France. Sarkozy fait un saut en banlieue
Hier mardi, le président-candidat a décidé au tout dernier moment de venir faire une visite à Drancy (Seine-Saint-Denis). À la vitesse de l’éclair, Nicolas Sarkozy a eu le temps de rencontrer les responsables religieux, de relancer le débat sur la formation des imams, et d’envoyer quelques pics à son adversaire socialiste. (Photo AFP)
Il n’y avait pas encore mis les pieds. Depuis le début de sa campagne, le chef de l’État n’avait effectué aucun déplacement en banlieue. On se disait même qu’il les avait oubliées. Après son « karcher » et sa campagne de stigmatisation des musulmans, Nicolas Sarkozy savait qu’il n’était plus le bienvenu dans les quartiers populaires.
Pour être certain de ne pas se faire prendre à partie, Nicolas Sarkozy a décidé de prévenir les journalistes au tout dernier moment. Les interlocuteurs du président ont déclaré n’avoir été prévenus que le dimanche après-midi. Face à l’offensive du candidat Hollande en banlieue le week-end dernier, Nicolas Sarkozy devait réagir.
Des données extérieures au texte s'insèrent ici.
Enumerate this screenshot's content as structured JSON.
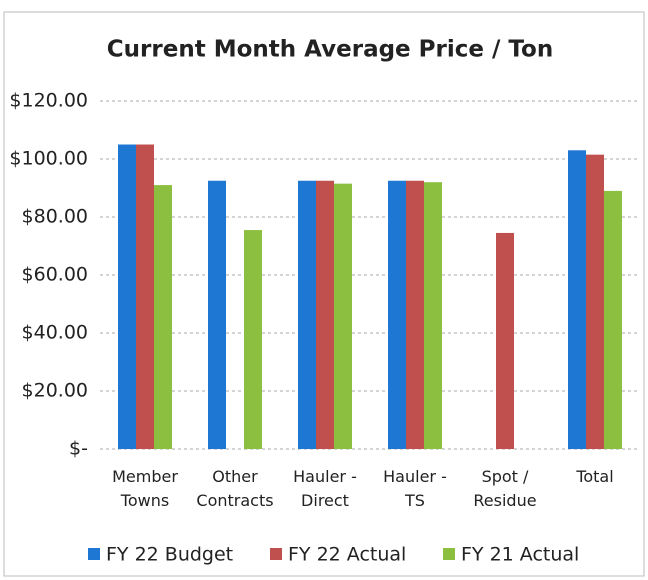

« Pas une seule idée sur les banlieues »
« Je suis très impliqué dans la vie des quartiers, depuis longtemps », a-t-il déclaré à son arrivée. Pressé d’en découdre, il n’a pas tourné autour du pot pour s’en prendre à son adversaire socialiste. « J’ai vu que M. Hollande y avait passé deux jours. Mais il n’y a pas une seule idée qui soit sortie de ces deux journées », a-t-il ironisé.
« Qu’a fait la gauche pour résoudre ces problèmes ? Rien, absolument rien. Qui a eu l’idée de la rénovation urbaine ? C’est Jean-Louis Borloo. Qui a mis les crédits ? C’est Jacques Chirac d’abord, puis moi. Ensuite, qui propose un nouveau plan de rénovation urbaine ? C’est moi », s’est-il félicité en sortant de sa rencontre avec les responsables religieux.
« Il ment comme un arracheur de dents », lui a rétorqué Razzy Hammadi, un des conseillers du candidat PS. « La convention instituant l’ANRU a été signée en 2003 lorsque Nicolas Sarkozy n’avait aucune responsabilité dans ce domaine, et depuis 2009, l’État ne met plus un seul euro dans l’ANRU », a-t-il rajouté.
Drancy, pas le fruit du hasard
En venant dans cette ville du 9.3., Nicolas Sarkozy savait qu’il ne craignait pas grand chose. Dirigée depuis de nombreuses années par le maire du Nouveau Centre, Jean-Christophe Lagarde, les communautés religieuses y ont noué des liens très étroits.
Lors de sa rencontre avec les responsables religieux, il a rencontré Hassen Chalgoumi, l’imam de la ville qui s’attire depuis des années les foudres des intégristes à cause de ses positions jugées « républicaines ».
Face à lui, Nicolas Sarkozy a longuement plaidé en faveur de la laïcité rappelant que « la République n’est pas l’ennemie des religions ». Il a condamné toute forme d’amalgame entre islam et extrémisme, tout en soulignant qu’il fallait éviter d’inviter des prédicateurs intégristes.
Un message qui trouvait tout son écho après la polémique lors du 29ème congrès organisé par l’UOIF. Sur ce point, il n’a pas pu s’empêcher de revenir sur l’intellectuel controversé Tariq Ramadan. « Je ne peux lui interdire d’entrer sur le territoire simplement parce qu’il appelle à voter François Hollande », a-t-il ironisé.
Formation des imams, débat relancé
« Sur la formation des imams, nous sommes prêts à aller assez loin », a déclaré le chef de l’État avant de se rendre à son déjeuner avec des jeunes de la commune. Une déclaration qui va dans le sens de ce qu’il venait d’annoncer, un Institut de formation d’imams.
Ce débat revient sur la table. Peut-on être formé à devenir imam avec des préceptes républicains ? Car voilà tout le problème. Pour de nombreux musulmans, la République n’aurait pas la légitimité pour diriger un tel institut. Il en existe aujourd’hui huit en France, dont deux dirigés par l’UOIF.
Apprendre les bienfaits de la laïcité dans un cadre religieux paraît peu probable. « Que l’on soit choqué ou non, le fait que des musulmans puissent déclarer que le Coran passe avant les lois de République est parfaitement juste en Islam », déclarait Mohamed Ibn Guadi, islamologue à l’université de Strasbourg en 2003.
Les choses n’ont pas changé depuis. Voilà encore une promesse du candidat UMP qui ne servira pas à grand-chose, même si elle appliquée.